Fluency Voice Technology
- Company type: Privately held
- Industry: Enterprise Speech Technology, Call Center automation
- Founded: 1998
- Headquarters: London and Philadelphia, UK and US
- Key people: Philip Padfield, CEO
- Products: On Premises Speech Applications, Hosted Speech Solutions
- Website: www.fluencyvoice.com

= Fluency Voice Technology =

Speech recognition software company

Fluency Voice Technology was a company that developed and sold packaged speech recognition solutions for use in call centers. Fluency's Speech Recognition solutions are used by call centers worldwide to improve customer service and significantly reduce costs and are available on-premises and hosted.

== History ==
1998 – Fluency was created as a spin-off from the Voice Research & Development team of a company called netdecisions. This R&D operation was established in Cambridge UK. The focus of the development was speech recognition systems based on the VXML standard.

2001 – Fluency became a separate entity in May 2001. Fluency began the creation of a software development platform specifically aimed at automating call center activities. This platform became Fluency's VoiceRunner.

2002 to 2004 – Fluency establishes accomplishes many successful deployments in customer sites such as National Express and Barclaycard.

2003 – Fluency expanded into the USA. Fluency also acquires Vocalis of Cambridge, UK in August 2003.

2004 – Fluency receives £6 million investment from leading European Venture Capitalists and establishes a global OEM partnership with Avaya, and the acquisition of SRC Telecom.

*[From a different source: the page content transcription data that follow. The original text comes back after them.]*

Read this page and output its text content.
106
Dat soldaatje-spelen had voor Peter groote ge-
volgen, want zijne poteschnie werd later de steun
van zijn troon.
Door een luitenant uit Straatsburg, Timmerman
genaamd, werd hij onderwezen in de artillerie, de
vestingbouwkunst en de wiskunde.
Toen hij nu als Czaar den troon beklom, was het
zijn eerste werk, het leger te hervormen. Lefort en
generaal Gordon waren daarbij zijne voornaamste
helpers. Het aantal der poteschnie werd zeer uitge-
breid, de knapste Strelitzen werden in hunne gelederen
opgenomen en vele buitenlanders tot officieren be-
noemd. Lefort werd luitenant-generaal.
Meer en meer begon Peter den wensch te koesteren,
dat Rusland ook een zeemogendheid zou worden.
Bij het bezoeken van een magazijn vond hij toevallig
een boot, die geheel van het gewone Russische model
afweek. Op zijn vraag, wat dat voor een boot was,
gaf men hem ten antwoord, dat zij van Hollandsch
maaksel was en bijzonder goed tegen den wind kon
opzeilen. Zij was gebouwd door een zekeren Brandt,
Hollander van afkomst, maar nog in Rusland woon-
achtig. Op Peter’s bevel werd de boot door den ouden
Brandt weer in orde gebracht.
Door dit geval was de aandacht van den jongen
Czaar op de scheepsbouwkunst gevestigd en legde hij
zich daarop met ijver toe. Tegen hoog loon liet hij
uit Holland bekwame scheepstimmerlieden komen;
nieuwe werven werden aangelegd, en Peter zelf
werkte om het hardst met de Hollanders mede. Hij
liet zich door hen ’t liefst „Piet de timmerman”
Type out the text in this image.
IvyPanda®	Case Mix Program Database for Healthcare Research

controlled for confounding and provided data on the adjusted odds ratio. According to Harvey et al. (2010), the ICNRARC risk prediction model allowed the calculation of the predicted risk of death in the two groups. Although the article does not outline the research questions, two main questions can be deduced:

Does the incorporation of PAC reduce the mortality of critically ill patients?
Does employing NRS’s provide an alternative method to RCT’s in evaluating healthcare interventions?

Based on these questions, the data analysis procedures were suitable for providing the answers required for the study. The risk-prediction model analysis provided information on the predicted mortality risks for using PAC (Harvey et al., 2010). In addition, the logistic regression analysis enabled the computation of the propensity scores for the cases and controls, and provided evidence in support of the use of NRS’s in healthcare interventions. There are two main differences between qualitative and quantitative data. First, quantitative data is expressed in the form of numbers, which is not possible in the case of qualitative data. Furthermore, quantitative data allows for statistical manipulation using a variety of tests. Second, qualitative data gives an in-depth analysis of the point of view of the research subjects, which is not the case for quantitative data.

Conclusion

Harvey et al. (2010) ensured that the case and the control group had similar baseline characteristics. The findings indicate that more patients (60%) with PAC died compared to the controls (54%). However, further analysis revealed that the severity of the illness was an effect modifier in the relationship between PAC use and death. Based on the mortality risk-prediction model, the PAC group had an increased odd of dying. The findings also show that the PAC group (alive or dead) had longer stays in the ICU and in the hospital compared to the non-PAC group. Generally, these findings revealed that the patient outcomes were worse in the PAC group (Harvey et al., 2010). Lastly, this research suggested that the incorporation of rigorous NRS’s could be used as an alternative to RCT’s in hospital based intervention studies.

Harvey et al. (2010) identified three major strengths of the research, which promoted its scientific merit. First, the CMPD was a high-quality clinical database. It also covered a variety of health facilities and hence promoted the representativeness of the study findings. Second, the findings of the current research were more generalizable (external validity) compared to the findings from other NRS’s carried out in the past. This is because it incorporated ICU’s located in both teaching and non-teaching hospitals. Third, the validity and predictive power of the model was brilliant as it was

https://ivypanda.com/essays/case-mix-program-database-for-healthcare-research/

2008 – Fluency is acquired by Syntellect Ltd

==Customers==
Call Centers around the world use Fluency to improve service and reduce costs. They include Travelodge, Standard Life Bank, Sutton and East Surrey Water, Pizza Hut, CWT, Barclays, Powergen, First Choice, OutRight, J D Williams, Capital Blue Cross, Chelsea Building Society, EDF, bss, TV Licensing and Capita Software Services.